We are then going to create a simple `KNN` algorithm based on `sk-learn` library from scratch as follows:


### Imports



In [1]:
import numpy as np
from collections import Counter

In [2]:
class KNN:
  def __init__(self, k=3):
    """
    KNN - takes in the number of neighbors default value is 3
    """
    self.k = k 

  def fit(self, X, y):
    """
    The fit method takes in features and labels and store them
    """
    self.X_train = X
    self.y_train = y

  def predict(self, X):
    """
    This function takes in a list of features and returns a list of predicated labels
    """
    y_preds = [self._predict(x) for x in X]
    return np.array(y_preds)

  def _euclidean_distance(self, x1, x2):
    """
    a private function that calculates the euclidean distance between 
    two points
    """
    return np.sqrt(np.sum((x1 - x2) ** 2))

  def _predict(self, x):
    """
    this function takes a single feature and returns a single prediction.
    """
    # compute the distances between x and all x_train features
    distances = [self._euclidean_distance(x, x_train) for x_train in self.X_train]
    # sort the distances and return the indices of the first k nearest neighbors
    k_idx = np.argsort(distances)[:self.k]
    # extracting the labels of the nearest neighbor

    k_neighbors_labels = [self.y_train[i] for i in k_idx]
    # most common label
    return Counter(k_neighbors_labels).most_common(1)[0][0]

  def evaluate(self,y_true, y_pred):
    """
    returns the algorithm's accuracy
    """
    return np.sum(y_true==y_pred)/len(y_pred)
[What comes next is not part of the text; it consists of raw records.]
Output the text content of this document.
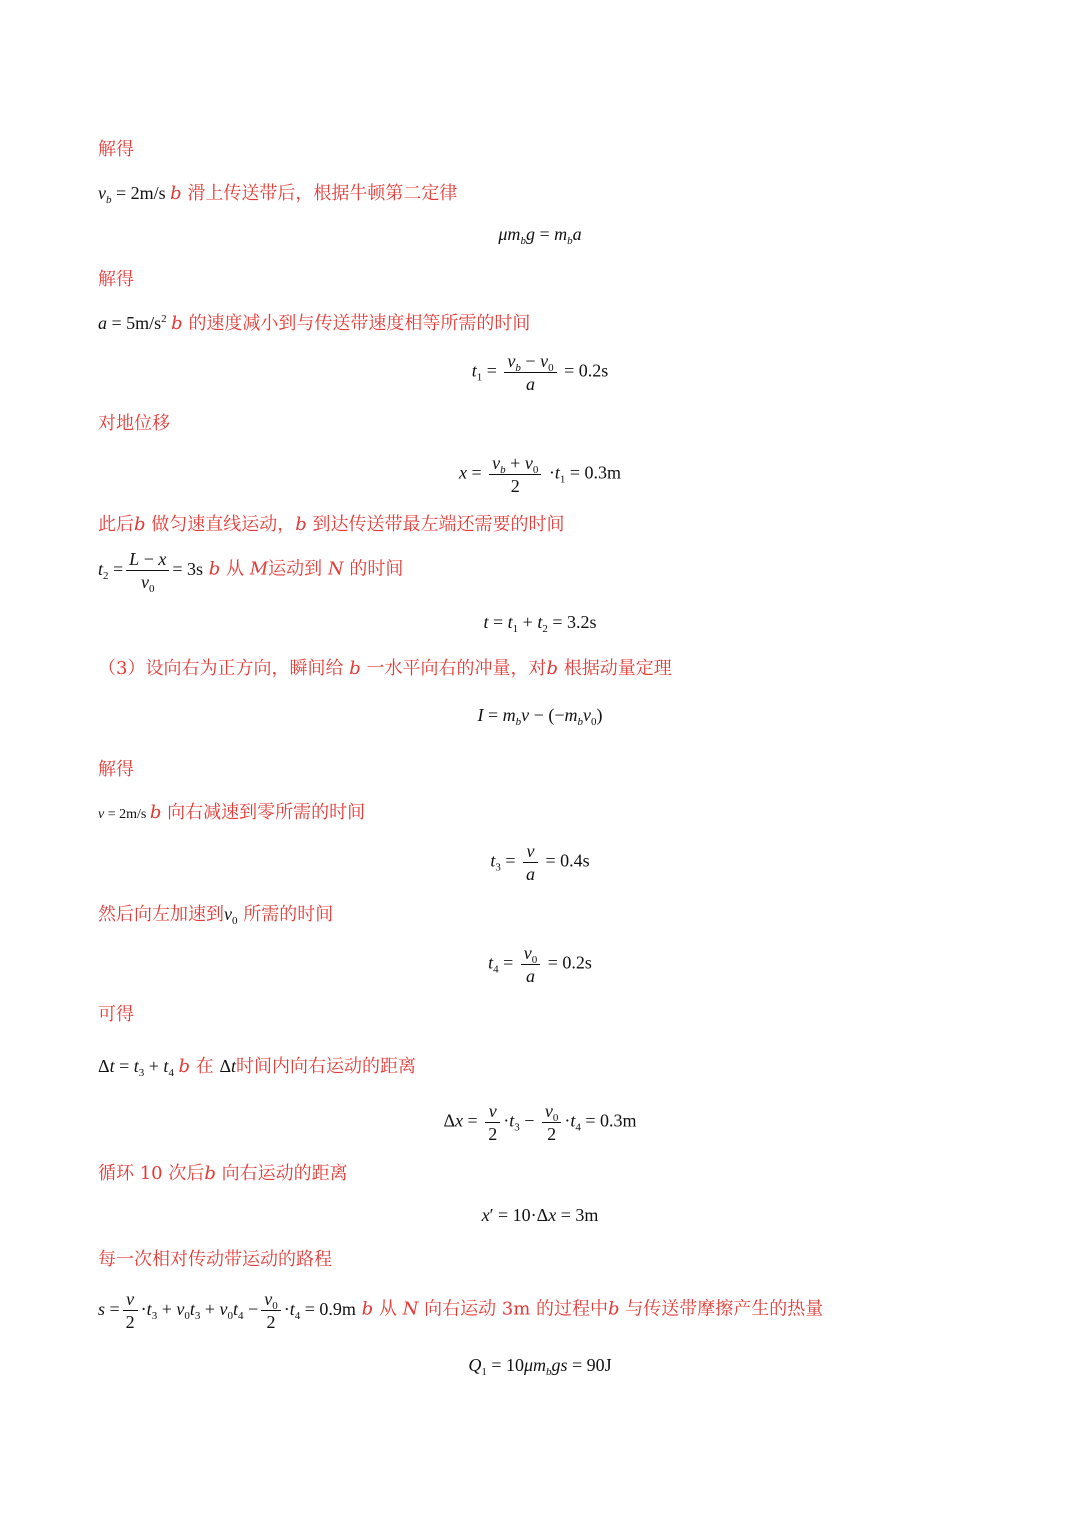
解得
$v_b = 2m/s$ b 滑上传送带后，根据牛顿第二定律
$\mu m_bg = m_ba$
解得
$a = 5m/s^2$ b 的速度减小到与传送带速度相等所需的时间
$t_1 = \frac{v_b - v_0}{a} = 0.2s$
对地位移
$x = \frac{v_b + v_0}{2} \cdot t_1 = 0.3m$
此后b 做匀速直线运动，b 到达传送带最左端还需要的时间
$t_2 = \frac{L - x}{v_0} = 3s$ b 从 M运动到 N 的时间
$t = t_1 + t_2 = 3.2s$
（3）设向右为正方向，瞬间给 b 一水平向右的冲量，对b 根据动量定理
$I = m_bv - (-m_bv_0)$
解得
v = 2m/s b 向右减速到零所需的时间
$t_3 = \frac{v}{a} = 0.4s$
然后向左加速到$v_0$ 所需的时间
$t_4 = \frac{v_0}{a} = 0.2s$
可得
$\Delta t = t_3 + t_4$ b 在 Δt时间内向右运动的距离
$\Delta x = \frac{v}{2} \cdot t_3 - \frac{v_0}{2} \cdot t_4 = 0.3m$
循环 10 次后b 向右运动的距离
x′ = 10·Δx = 3m
每一次相对传动带运动的路程
$s = \frac{v}{2} \cdot t_3 + v_0t_3 + v_0t_4 - \frac{v_0}{2} \cdot t_4 = 0.9m$ b 从 N 向右运动 3m 的过程中b 与传送带摩擦产生的热量
$Q_1 = 10\mu m_bgs = 90J$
### Testing the `KNN` algorithm.

We are going to use the dataset from `sklearn` the `iris` dataset to test our `KNN` algorithm. 

In [3]:
from sklearn import datasets
from sklearn.model_selection import train_test_split

In [4]:
iris = datasets.load_iris()
X, y = iris.data, iris.target

X.shape, y.shape

((150, 4), (150,))

In [5]:
X_train, X_test, y_train, y_test = train_test_split(
        X, y, test_size=0.2, random_state=42
)

X_train.shape, X_test.shape, y_train.shape, y_test.shape

((120, 4), (30, 4), (120,), (30,))

A single training row contains 4 features.

In [6]:
X_train[0]

array([4.6, 3.6, 1. , 0.2])

### `KNN` classifier instance

In [7]:
clf = KNN(k=3)
clf.fit(X_train, y_train)

### Classifier Evaluation.

In [8]:
preds = clf.predict(X_test)

preds[:2]

array([1, 0])

In [9]:
clf.evaluate(y_test, preds)

1.0

You can play around the number of neighbors the classifier instance can take, but an odd number is always good.